Shortness of breath after aerobic activity, from walking up the stairs to the ordeal of running, was and remains typical for me. When I was a university student, the regular ill-feeling fatigue I got from not enough sleep was something I assumed was normal. Then, at the age of 22, my astute GP noticed that I was rather pale and did a blood test: the result was a very low level of haemoglobin. I was anaemic. Onto a 3-month course of iron supplements I went, and after that I got re-tested. There was no change whatsoever in the haemoglobin level. A puzzle. Later on in my 20s, and two more 3-month courses of iron later (with still no change in my low haemoglobin level) a connection was made between a rare blood condition I inherited from my mother, the beta thalassemic trait, and my anaemia: an unresponsiveness to iron supplements. Given beta thalassemia and the beta thalassemic trait are most common amongst those of Mediterranean, African and South-East Asian descent, contentiously not enough research by Western medical science has been done to officially conclude a link between the trait and the anaemia. Although a smart doctor at the Walkley Medical Centre in Sheffield observed that the different shape of my red blood cells as a consequence of having the beta thalassemic trait – a shape which has a reduced surface area to the norm and that is a natural mutation to protect me against malaria (helpful in Sheffield) – explains why I cannot absorb much, if any, iron. One of my measured haemoglobin levels in my early 30s was one decimal point off needing monthly blood transfusions (and that was immediately after a 3-month course of iron supplements). So, that was me back in my late 20s: an untreatable anaemic who accepted certain constraints that come along with that.

Symptoms_of_anemia
My own symptoms include: shortness of breath, heart palpitations, rapid heart rate, fatigue, headaches and migraines, and pale, occasionally yellow skin.

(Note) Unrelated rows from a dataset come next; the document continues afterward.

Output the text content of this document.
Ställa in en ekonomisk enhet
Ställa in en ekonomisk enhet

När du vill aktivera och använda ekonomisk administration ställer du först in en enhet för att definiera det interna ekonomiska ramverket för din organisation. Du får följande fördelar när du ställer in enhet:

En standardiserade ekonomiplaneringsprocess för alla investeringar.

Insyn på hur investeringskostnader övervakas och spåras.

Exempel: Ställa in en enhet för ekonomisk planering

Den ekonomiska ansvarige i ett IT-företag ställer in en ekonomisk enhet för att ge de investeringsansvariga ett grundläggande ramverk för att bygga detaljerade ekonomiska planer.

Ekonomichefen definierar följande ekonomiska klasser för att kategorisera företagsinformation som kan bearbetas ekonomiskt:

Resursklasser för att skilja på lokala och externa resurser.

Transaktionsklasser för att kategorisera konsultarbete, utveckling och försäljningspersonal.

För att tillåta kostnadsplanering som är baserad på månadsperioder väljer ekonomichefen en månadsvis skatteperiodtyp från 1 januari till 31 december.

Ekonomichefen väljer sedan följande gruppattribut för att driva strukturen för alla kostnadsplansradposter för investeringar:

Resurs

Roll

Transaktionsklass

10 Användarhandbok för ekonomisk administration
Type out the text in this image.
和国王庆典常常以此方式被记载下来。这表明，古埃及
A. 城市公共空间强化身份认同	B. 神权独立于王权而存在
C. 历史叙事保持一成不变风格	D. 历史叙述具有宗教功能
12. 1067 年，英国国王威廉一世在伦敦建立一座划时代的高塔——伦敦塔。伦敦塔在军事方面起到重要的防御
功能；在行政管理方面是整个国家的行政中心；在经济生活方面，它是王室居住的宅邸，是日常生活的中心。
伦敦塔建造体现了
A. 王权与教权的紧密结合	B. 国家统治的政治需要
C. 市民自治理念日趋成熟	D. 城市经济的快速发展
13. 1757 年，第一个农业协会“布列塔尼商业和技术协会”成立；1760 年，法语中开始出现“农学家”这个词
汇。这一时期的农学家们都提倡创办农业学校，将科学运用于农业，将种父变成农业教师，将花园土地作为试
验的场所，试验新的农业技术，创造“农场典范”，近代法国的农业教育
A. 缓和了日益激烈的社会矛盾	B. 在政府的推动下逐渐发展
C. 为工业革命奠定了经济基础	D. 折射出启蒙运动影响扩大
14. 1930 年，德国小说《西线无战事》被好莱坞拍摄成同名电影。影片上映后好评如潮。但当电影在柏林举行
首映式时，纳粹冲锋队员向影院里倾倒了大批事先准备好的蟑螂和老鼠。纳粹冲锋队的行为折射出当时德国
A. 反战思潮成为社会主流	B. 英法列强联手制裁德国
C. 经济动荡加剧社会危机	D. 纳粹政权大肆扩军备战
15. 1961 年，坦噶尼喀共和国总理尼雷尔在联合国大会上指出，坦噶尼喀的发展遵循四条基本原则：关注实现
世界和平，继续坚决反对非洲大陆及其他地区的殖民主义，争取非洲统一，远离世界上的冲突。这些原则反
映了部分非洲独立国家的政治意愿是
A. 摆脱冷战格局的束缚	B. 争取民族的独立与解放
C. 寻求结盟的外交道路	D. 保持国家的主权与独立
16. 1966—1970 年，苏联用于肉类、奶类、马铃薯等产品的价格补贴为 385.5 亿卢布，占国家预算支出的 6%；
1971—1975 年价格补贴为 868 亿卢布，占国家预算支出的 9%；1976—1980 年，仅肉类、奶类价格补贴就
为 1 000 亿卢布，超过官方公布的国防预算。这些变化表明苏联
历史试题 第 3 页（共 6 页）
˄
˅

In my 30s, after some experimenting with exercise (I was pretty inactive before then), I decided to do a bike event with my big sister Nina, in memory of my partner’s mother who had recently died of cancer. When one witnesses the rapid degeneration of the body of a loved one, it can serve as a powerful reminder to live and live full while one still can. From that point on, the rest is, well, in my palmarès!

Palmarès

  • 2011 Pedal for Scotland Glasgow to Edinburgh 50-miler. I rode this on a 3-gear bike!
  • Ascent of Mam Nick, Peak District (average gradient 10%, maximum gradient 22.6%, 1.3 miles). Again, I rode this on a 3-gear bike! This included several stoppages and a wilful insistence that every inch must be pedalled, which it was. 🙂
My late Charge Steamer with Sturmey Archer 3-speed gears.
My late Charge Steamer with Sturmey Archer 3-speed gears. Up Mam Nick she went!
  • 2012 Birmingham to Oxford 77-miler. The moments riding through the Cotswolds were some of the happiest of my life.
  • 2012 Chris’s Spin 52-miler, Peak District. Ascents included Mam Nick, Monsal Head, Great Longstone, Froggatt Edge, and Burbage Moor.
  • Ascent of Hagg Hill, Sheffield (average gradient 19%, 0.124 miles).
  • 2013 Chris’s Spin 52-miler, Peak District. 
  • 2013 Norwich 100-miler.
  • 2013 Grindleford Goat Nanny 32-miler, Derbyshire Dales. Ascents included Monsal Hill and Sheldon Hill.
  • 2014 Chris’s Spin 52-miler, Peak District.
  • 2014 Norwich 100-miler.
  • 2014 Grindleford Goat Billy 69-miler sportive, Peak District. Ascents included Mam Nick, Millers Dale, and Beeley Hill.
  • 2015 Bolshy Cycle Ride, Sheffield and Peak District. This is my own socialist feminist educational ride.
  • 2016 Chris’s Spin 52-miler, Peak District.
  • 2017 RideLondon-Surrey 100 (miler) sportive.

After-thought

I guess what I have proven to myself is that being an untreatable anaemic doesn’t mean I cannot ride my bike up the steepest of hills and over long daily distances. For sure, my lungs burn and scream, and my body and head swim in excruciating discomfort and fatigue, but stubbornness and determination – ‘I can do it, I will do it!’ – counts for a lot.